In “Cover of a direct summand” it is asked to show that if a direct sum has a projective cover, and if one of the summands has a projective cover, then so does the other. I gave a solution that works for any class $\mathcal{X}$ closed under direct sums and direct summands, however I use the smaller cover in an essential way.
Is it true that every summand of a module with a projective cover itself has a projective cover?

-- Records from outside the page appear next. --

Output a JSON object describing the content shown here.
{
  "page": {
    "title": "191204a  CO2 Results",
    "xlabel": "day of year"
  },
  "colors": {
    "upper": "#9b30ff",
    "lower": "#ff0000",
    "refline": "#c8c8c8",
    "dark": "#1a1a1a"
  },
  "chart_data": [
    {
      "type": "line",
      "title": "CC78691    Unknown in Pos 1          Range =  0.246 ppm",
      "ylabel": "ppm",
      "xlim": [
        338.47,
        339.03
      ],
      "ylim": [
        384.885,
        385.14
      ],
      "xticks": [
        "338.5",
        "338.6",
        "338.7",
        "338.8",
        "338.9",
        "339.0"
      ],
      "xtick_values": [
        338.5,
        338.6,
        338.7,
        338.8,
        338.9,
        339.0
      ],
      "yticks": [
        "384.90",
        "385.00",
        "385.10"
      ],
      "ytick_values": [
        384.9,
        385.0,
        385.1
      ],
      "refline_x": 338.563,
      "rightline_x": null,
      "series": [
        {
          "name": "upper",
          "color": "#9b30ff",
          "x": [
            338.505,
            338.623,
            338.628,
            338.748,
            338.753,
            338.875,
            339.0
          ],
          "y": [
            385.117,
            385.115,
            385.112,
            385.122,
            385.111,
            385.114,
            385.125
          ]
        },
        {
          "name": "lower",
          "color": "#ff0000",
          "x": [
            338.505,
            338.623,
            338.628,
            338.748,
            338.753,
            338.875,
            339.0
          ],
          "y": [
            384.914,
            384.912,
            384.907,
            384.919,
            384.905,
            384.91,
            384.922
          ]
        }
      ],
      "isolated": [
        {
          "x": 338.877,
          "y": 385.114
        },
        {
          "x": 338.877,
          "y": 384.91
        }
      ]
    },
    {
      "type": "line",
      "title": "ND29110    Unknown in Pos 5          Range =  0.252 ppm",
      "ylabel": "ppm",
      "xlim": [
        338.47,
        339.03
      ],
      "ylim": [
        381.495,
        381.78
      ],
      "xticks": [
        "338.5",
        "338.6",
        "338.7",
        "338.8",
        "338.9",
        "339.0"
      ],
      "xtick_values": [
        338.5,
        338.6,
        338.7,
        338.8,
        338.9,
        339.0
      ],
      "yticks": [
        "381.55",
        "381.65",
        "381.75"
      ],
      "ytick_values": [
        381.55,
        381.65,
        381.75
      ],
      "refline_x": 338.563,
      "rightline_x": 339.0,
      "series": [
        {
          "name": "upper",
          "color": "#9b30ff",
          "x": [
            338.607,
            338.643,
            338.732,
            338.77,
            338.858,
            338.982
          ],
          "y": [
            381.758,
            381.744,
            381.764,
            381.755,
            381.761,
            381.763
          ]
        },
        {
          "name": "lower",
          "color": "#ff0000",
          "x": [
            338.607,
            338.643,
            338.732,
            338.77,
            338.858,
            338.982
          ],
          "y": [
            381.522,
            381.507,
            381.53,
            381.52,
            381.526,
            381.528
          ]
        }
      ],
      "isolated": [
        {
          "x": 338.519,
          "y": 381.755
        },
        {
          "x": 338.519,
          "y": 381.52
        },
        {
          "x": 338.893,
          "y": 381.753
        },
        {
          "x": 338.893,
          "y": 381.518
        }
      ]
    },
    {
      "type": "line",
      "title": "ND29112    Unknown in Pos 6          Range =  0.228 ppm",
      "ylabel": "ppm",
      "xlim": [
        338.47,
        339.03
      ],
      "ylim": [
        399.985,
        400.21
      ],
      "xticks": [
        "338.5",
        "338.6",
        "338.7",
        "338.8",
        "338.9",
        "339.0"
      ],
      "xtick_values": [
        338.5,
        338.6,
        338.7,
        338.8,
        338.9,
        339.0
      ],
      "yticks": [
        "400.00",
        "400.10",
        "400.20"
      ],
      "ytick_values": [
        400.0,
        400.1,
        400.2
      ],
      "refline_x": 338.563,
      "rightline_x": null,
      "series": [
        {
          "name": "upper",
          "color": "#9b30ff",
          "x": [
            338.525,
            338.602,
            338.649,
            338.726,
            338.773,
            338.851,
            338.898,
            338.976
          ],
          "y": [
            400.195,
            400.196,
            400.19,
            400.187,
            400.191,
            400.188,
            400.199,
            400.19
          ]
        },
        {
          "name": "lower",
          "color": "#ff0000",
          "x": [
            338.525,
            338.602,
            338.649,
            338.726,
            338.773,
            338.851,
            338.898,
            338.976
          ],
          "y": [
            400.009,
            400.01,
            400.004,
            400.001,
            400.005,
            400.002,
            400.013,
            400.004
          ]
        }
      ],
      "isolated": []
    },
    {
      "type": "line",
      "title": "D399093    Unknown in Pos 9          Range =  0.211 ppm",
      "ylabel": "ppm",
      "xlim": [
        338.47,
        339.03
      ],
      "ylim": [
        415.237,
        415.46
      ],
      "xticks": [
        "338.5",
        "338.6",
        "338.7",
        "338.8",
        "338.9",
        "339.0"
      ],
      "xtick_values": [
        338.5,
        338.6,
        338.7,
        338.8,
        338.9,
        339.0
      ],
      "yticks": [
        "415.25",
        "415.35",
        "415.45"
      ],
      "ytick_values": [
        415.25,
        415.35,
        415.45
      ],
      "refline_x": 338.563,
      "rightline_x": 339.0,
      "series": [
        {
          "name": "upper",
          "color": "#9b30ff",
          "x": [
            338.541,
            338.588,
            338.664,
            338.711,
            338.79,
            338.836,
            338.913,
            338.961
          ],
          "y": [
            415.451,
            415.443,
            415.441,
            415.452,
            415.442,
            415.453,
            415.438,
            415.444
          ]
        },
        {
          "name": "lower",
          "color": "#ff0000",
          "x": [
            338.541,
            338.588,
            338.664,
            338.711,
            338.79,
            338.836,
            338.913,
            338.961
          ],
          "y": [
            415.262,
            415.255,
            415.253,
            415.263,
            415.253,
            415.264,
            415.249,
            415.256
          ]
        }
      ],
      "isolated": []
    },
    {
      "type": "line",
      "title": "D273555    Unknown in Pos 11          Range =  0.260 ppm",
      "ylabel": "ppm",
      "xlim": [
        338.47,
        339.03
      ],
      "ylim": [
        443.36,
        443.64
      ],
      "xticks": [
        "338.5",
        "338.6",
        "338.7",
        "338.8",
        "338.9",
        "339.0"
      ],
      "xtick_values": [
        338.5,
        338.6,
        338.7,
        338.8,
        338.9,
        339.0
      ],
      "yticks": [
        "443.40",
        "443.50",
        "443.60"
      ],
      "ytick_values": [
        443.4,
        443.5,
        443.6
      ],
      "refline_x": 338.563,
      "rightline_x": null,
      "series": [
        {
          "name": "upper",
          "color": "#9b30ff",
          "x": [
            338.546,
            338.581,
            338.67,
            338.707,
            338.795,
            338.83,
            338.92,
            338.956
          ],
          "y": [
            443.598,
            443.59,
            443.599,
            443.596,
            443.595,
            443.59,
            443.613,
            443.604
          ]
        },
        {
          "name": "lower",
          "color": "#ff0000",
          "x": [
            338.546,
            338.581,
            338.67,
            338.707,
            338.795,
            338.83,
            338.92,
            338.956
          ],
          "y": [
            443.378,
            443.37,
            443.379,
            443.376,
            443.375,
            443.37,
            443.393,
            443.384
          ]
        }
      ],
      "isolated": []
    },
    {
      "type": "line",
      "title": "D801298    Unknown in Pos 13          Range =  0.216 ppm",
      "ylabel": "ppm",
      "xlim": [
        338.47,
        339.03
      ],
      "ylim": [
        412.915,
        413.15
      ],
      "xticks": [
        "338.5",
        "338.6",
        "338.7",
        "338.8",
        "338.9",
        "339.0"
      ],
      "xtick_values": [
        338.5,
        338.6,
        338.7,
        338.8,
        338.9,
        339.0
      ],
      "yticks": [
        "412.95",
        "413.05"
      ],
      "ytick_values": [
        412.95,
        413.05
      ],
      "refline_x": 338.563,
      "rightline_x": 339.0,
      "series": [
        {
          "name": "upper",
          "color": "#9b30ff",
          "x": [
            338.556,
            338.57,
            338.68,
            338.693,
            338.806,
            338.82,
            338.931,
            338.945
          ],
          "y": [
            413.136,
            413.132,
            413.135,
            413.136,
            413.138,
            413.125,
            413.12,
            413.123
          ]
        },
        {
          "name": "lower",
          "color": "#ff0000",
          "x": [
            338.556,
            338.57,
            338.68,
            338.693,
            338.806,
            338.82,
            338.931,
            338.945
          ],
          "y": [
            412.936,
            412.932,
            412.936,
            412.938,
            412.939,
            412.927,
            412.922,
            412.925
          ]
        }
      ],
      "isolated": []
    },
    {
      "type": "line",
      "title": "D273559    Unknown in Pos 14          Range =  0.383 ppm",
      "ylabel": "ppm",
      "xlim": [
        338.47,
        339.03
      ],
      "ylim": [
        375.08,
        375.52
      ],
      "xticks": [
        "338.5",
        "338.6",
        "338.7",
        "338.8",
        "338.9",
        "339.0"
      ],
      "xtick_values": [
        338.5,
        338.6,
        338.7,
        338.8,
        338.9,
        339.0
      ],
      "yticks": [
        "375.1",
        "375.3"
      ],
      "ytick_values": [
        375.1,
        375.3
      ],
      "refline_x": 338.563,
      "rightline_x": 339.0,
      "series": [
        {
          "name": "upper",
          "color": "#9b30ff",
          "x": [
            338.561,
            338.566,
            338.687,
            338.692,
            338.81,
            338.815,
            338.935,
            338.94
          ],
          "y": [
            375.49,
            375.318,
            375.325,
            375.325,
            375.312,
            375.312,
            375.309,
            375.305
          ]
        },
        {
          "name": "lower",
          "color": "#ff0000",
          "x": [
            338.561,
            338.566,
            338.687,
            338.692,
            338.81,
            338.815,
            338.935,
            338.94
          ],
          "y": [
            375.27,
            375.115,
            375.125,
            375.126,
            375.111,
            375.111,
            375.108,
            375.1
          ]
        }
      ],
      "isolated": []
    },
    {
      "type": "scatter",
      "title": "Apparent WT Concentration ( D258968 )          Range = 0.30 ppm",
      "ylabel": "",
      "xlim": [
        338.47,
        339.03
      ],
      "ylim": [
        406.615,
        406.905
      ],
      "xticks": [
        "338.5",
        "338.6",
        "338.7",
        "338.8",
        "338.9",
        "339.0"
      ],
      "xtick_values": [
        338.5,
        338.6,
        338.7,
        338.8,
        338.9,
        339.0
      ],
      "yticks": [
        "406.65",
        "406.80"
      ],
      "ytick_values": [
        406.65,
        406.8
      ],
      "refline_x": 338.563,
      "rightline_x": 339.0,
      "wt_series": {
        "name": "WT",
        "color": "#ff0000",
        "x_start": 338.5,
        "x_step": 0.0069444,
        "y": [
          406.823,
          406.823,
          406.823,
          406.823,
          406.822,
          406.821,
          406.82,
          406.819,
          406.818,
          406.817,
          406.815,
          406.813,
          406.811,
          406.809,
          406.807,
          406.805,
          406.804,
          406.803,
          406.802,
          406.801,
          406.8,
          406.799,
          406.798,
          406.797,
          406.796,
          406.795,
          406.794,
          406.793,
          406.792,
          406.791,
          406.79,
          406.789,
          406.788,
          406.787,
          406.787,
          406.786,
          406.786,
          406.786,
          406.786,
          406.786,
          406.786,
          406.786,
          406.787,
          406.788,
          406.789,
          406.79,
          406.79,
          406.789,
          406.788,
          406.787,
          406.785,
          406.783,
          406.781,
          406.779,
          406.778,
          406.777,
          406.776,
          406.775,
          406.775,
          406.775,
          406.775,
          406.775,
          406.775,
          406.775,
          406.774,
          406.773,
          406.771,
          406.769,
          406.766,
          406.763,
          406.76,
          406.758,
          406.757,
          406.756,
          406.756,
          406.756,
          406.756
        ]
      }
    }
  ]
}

Suppose $\mathcal{X}$ is a class of modules. A morphism $f:X \to Y$ is called an $\mathcal{X}$-cover of $Y$ if (a) $X \in \mathcal{X}$, (b) whenever $g:X' \to Y$ is a morphism with $X' \in \mathcal{X}$ there is a morphism $h:X' \to X$ such that $X' \xrightarrow{h} X \xrightarrow{f} Y = X' \xrightarrow{g} Y$, and (c) if $h:X \to X$ is such that $X \xrightarrow{h} X \xrightarrow{f} Y = X \xrightarrow{f} Y$ then $h$ is an automorphism of $X$.
If $\mathcal{X}$ is closed under direct sums and direct summands and $Y \oplus Z$ has an $\mathcal{X}$-cover, must $Y$ have a $\mathcal{X}$ cover?
(If it did, even by additional hypothesis, then so would $Z$.)